Le città e il cielo. 1
As cidades e o céu


Em Eudossia, que se estende para cima e pra baixo, com becos tortuosos, escadas, vielas, casebres, se conserva um tapete no qual pode-se contemplar a verdadeira forma da cidade. A primeira vista, nada parece assemelhar-se menos a Eudossia do que o desenho do tapete, ordenado em figuras simétricas que repetem os seus motivos ao longo de linhas retas e circulares, entrelaçado de agulhadas de cores esplêndidas, alternando-se, em cujas tramas pode seguir ao longo de todo o urdido. Mas se te deixe a observá-lo com atenção, te persuade que a cada lugar do tapete corresponde a um lugar da cidade e que todas as coisas contidas na cidade são incluídas no desenho, dispostas segundo os seus verdadeiros relatos, os quais fogem ao teu olhos distraído do vaivém do burburinho da multidão. Toda a confusão de Eudossia, os zurros das mulas, as manchas de fuligem, os odores dos peixes, é quanto aparece na perspectiva parcial que tu recolhe; mas o tapete prova que há um ponto do qual a cidade mostra as suas verdadeiras proporções, o esquema geométrico implícito em todos os seus mínimos detalhes.

Perder-se em Eudossia é fácil: mas quando te concentra a fixar o tapete reconheces a rua que procurava num fio carmesim ou anil ou rubro que atravessa um longo giro que te faz entrar num recinto cor púrpura que é o teu verdadeiro ponto de chegada.

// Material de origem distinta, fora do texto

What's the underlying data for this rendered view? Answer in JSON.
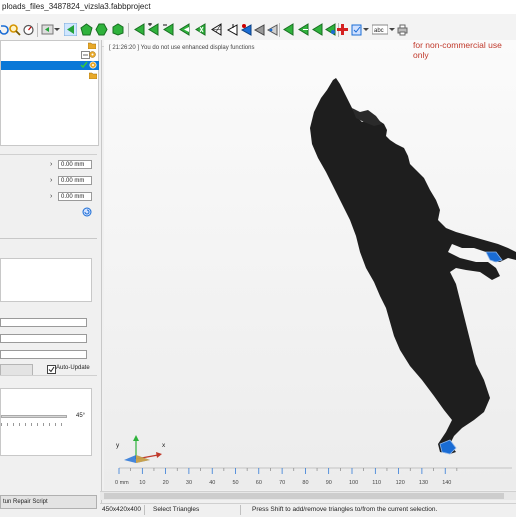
{
  "window": {
    "title": "ploads_files_3487824_vizsla3.fabbproject"
  },
  "viewport": {
    "log_message": "[ 21:26:20 ] You do not use enhanced display functions",
    "license_notice": "for non-commercial use only"
  },
  "properties": {
    "fields": [
      "0.00 mm",
      "0.00 mm",
      "0.00 mm"
    ]
  },
  "repair": {
    "auto_update_label": "Auto-Update",
    "angle_value": "45°",
    "run_script_label": "tun Repair Script"
  },
  "ruler": {
    "labels": [
      "0 mm",
      "10",
      "20",
      "30",
      "40",
      "50",
      "60",
      "70",
      "80",
      "90",
      "100",
      "110",
      "120",
      "130",
      "140"
    ]
  },
  "axis": {
    "y": "y",
    "x": "x"
  },
  "status": {
    "dimensions": "450x420x400",
    "mode": "Select Triangles",
    "hint": "Press Shift to add/remove triangles to/from the current selection."
  },
  "colors": {
    "selection": "#0a78d7",
    "license_text": "#c0392b",
    "model": "#1e1e1e"
  },
  "icons": [
    "undo-icon",
    "search-icon",
    "measure-icon",
    "view-first-icon",
    "view-dropdown-icon",
    "arrow-left-icon",
    "pentagon-green-icon",
    "hexagon-green-icon",
    "cube-green-icon",
    "triangle-select-icon",
    "triangle-add-icon",
    "triangle-remove-icon",
    "triangle-fill-icon",
    "triangle-cross-icon",
    "triangle-wire-icon",
    "triangle-move-icon",
    "triangle-paint-icon",
    "triangle-shade-icon",
    "triangle-gray-icon",
    "triangle-arrow-icon",
    "arrow-right-icon",
    "arrow-left2-icon",
    "tri-marker-icon",
    "tri-wave-icon",
    "red-cross-icon",
    "clipboard-icon",
    "text-abc-icon",
    "printer-icon"
  ]
}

Todo habitante de Eudossia compara à ordem imóvel do tapete uma imagem sua da cidade, uma angústia sua, e qualquer um pode encontrar oculta entre os arabescos uma resposta, o relato de sua vida, as reviravoltas do destino.

Sobre a relação misteriosa de dois objetos tão diversos como o tapete e a cidade foi interrogado um oráculo. Um dos dois objetos, - foi a resposta, - tem a forma que os deuses deram ao céu estrelado e às órbitas sobre as quais rodam os mundos; o outro lá é um reflexo aproximativo, como toda obra humana.

Os profetas desde há tempos tinham certeza que o harmônico desenho do tapete fosse de feitio divino; neste sentido foi interpretado o oráculo, sem dar lugar a controvérsias. Mas ao modo próprio tu podes extrair a conclusão oposta: que o verdadeiro mapa do universo seja a cidade de Eudossia assim como é, uma mancha que dilata sem forma, com ruas todas em ziguezague, casas que desabam sobre outras na poeira, incêndios, berro no escuro.”